Did you see the Great India Sleight of Hand trick that just happened? Swami Boo, aka Ramu Gupta, gets his ideas from a Westerner and sells them back to Westerners who believe they are drinking from the fount of 100 percent unadulterated fresh-from-the-Himalayas Indian wisdom. At least the Brits had the decency to turn Indian cotton into substandard cloth before they sold it back to the natives. Ramu barely bothers to change the wrapping paper. It's a brilliant mind-boggling cannibalistic strategy.

At a press conference recently, Jimi Mistry quipped about his qualifications as the Guru of Sex: "You've got to remember that India invented sex. After all they wrote the book on it."

The conceit of "The Guru" is that Ramu doesn't have to know even Position One of the Kamasutra. He doesn't even have to open the book. His Kamasutra comes from a blonde porn actress who plays a horny junior senator from Wisconsin on a desert island. Can you imagine the possibilities this opens up, especially now that we hear India fever is sweeping Britain and starting to infect America?

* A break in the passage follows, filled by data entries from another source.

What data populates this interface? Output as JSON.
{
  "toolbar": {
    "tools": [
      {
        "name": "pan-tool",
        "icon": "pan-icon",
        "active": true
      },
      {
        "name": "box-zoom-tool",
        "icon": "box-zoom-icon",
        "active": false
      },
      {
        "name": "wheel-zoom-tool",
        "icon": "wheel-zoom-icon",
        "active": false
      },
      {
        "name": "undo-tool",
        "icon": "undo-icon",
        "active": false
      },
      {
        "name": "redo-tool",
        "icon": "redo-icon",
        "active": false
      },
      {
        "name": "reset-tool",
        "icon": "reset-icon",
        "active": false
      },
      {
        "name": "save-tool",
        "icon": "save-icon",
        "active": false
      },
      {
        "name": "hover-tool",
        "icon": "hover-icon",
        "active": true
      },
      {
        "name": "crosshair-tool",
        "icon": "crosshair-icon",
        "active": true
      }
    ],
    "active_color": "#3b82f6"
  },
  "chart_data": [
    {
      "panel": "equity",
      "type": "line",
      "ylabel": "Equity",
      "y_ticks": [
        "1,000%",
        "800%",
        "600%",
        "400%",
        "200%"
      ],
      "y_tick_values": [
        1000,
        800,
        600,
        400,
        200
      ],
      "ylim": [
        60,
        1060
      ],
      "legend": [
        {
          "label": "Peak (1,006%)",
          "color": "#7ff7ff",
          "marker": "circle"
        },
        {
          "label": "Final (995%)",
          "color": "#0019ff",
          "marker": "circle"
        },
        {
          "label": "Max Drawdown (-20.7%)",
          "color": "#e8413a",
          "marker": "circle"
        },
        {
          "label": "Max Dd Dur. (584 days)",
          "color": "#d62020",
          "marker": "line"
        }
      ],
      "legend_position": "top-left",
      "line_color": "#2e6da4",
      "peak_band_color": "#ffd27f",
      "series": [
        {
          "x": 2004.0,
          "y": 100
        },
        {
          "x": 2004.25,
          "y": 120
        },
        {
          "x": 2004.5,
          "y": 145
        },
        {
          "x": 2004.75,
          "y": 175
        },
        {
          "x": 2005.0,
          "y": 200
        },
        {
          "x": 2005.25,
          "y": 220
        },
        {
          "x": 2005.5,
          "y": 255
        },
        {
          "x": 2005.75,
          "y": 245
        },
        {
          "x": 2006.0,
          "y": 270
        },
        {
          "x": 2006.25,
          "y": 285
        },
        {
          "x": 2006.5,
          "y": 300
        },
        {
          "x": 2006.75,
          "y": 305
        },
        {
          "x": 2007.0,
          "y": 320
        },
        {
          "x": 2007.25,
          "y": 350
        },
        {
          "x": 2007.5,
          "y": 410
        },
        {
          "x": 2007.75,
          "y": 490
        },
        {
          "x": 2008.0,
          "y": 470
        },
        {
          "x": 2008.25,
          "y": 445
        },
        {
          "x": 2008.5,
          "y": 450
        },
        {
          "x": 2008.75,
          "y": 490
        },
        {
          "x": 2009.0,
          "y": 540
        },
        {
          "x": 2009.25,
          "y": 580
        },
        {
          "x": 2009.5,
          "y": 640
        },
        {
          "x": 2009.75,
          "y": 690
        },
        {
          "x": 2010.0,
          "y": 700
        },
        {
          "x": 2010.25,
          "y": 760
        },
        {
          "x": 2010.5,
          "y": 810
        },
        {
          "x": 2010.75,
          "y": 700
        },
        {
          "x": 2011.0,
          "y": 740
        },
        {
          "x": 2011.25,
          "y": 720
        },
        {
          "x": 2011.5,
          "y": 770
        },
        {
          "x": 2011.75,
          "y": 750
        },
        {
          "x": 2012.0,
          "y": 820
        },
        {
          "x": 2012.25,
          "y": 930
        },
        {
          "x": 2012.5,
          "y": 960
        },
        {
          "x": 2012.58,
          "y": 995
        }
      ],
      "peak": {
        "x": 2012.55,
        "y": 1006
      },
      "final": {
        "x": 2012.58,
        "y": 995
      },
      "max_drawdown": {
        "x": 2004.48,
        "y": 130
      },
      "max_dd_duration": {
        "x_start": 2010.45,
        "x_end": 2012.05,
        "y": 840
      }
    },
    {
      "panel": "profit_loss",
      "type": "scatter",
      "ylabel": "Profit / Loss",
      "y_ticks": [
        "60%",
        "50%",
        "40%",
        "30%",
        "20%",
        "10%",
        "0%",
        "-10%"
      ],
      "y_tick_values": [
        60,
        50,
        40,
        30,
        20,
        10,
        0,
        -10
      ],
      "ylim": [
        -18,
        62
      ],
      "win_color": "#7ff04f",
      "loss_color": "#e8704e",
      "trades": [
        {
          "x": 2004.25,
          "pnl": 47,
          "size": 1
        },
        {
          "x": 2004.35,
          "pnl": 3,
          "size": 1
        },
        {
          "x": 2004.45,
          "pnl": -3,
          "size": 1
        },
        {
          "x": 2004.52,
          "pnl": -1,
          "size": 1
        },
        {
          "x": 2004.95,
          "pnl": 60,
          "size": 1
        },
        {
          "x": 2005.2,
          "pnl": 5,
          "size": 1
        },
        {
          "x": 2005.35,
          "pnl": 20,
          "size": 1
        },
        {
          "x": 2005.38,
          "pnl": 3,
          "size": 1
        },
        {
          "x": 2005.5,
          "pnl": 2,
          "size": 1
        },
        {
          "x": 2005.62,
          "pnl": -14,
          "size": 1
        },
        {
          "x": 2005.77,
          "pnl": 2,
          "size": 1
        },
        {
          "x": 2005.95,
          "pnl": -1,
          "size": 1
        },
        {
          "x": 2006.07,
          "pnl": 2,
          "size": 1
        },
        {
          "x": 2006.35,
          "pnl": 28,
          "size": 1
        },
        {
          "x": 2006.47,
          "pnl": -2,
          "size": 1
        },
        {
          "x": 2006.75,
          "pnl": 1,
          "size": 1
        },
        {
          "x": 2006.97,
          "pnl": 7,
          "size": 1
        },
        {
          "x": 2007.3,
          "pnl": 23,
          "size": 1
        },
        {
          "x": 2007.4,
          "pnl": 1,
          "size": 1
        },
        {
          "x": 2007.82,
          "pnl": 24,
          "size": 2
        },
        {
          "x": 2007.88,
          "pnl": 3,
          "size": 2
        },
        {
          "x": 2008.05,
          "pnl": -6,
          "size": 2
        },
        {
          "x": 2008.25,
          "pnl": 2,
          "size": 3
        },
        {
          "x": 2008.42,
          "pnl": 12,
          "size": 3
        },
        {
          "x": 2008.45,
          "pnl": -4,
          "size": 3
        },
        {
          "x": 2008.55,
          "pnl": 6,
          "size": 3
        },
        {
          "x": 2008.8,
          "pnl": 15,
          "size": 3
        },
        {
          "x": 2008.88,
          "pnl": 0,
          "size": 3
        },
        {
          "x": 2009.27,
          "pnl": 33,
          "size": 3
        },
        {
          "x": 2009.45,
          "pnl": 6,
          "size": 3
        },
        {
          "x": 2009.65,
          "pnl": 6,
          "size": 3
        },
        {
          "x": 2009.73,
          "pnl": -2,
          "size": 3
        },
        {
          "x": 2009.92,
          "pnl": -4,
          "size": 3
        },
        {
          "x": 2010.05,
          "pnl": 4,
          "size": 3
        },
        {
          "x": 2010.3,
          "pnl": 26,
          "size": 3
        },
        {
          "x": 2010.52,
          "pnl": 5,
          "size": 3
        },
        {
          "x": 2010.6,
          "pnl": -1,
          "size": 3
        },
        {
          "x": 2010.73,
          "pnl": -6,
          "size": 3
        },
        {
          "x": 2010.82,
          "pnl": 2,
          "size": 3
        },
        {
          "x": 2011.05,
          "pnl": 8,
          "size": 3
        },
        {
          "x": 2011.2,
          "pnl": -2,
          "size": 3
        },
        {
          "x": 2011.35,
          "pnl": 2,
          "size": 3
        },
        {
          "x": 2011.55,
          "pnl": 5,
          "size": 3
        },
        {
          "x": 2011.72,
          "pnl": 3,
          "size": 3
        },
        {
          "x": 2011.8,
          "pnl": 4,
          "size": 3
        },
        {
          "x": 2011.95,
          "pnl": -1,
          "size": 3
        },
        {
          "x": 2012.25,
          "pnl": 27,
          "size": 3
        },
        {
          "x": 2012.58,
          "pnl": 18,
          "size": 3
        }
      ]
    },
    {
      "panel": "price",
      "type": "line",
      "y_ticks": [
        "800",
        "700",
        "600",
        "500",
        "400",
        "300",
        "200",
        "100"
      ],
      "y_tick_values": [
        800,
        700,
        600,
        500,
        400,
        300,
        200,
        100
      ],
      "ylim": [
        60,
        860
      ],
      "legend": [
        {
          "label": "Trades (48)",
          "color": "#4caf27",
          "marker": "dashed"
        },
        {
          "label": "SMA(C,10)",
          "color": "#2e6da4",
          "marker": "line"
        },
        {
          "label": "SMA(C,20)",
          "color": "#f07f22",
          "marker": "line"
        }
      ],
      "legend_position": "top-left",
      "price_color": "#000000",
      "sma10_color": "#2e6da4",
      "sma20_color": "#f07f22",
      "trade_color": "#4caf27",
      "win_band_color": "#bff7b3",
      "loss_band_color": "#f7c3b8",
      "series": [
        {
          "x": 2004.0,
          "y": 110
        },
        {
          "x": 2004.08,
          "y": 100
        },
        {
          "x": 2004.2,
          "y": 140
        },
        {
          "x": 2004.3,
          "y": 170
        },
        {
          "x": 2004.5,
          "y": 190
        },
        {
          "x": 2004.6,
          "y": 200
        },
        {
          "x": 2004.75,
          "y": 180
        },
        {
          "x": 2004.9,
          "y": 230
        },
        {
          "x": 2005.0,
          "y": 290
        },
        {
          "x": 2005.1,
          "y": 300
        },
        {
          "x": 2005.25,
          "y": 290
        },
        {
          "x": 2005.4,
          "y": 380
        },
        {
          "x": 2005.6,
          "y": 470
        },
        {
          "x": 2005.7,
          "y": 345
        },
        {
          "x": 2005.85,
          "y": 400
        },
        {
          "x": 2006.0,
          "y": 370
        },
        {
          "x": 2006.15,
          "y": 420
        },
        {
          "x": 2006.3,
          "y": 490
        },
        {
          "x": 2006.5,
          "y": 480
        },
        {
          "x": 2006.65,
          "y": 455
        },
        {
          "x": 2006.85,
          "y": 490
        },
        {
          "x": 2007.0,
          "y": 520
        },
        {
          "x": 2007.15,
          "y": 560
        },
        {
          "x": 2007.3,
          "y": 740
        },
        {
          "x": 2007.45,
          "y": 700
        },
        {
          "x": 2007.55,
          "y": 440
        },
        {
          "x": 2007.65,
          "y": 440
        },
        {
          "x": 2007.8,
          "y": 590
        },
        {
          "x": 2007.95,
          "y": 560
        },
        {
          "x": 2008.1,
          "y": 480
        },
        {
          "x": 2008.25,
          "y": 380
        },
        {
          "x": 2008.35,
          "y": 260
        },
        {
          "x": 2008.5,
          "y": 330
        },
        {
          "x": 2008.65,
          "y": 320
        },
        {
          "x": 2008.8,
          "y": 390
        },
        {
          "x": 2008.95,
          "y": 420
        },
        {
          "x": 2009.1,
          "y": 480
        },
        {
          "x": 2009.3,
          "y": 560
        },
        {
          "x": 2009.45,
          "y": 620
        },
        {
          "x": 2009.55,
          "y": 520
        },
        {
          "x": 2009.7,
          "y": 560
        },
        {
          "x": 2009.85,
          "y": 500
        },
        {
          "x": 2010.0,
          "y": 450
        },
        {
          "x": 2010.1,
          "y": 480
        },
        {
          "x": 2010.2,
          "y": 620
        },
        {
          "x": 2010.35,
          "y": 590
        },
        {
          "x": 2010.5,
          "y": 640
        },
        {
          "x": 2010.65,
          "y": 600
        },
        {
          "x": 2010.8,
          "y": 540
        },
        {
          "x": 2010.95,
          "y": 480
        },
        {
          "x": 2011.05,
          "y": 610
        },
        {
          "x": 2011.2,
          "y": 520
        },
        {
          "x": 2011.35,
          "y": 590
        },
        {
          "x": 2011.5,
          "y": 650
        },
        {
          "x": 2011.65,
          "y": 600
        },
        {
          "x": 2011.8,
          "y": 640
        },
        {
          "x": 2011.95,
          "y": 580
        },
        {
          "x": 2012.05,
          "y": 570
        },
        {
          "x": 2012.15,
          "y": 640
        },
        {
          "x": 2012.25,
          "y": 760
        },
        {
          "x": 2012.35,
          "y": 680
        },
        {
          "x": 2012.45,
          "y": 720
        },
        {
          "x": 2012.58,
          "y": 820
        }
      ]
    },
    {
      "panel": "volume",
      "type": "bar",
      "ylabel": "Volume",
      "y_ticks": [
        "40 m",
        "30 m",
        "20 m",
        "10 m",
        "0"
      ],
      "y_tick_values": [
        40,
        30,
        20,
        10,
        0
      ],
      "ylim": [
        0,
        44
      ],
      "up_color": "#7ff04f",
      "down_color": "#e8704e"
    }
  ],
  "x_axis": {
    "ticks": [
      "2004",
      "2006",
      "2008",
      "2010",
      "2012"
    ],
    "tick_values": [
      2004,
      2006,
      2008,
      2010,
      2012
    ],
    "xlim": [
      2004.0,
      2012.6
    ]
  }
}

"The Guru" teaches us that we just have to pretend to be Indian to cash in on the fever. Of course it also implies that someone is a fraud and that everyone else is a fool. But who bothers with pesky ethics when there's money to be minted? And that, Mr Deepak Chopra, is the one step to success.

Say you're surfing the Web and you found a recipe for curry in Sunset Magazine that was invented by a housewife in Portland, Oregon. Just pretend it's your old family recipe, that your grandmother carried in her blouse from Rawalpindi in Pakistan when she fled to Delhi in 1947.

How about taking a Bollywood film that actually lifts its plot from two Hollywood films and then remaking it in Hollywood as a true-blue Indian classic? This might be in the works. A producer in Los Angeles has already bought the rights for the Hindi bank-robbery caper "Aankhen" and plans to reincarnate it in Hollywood as "Three Blind Mice."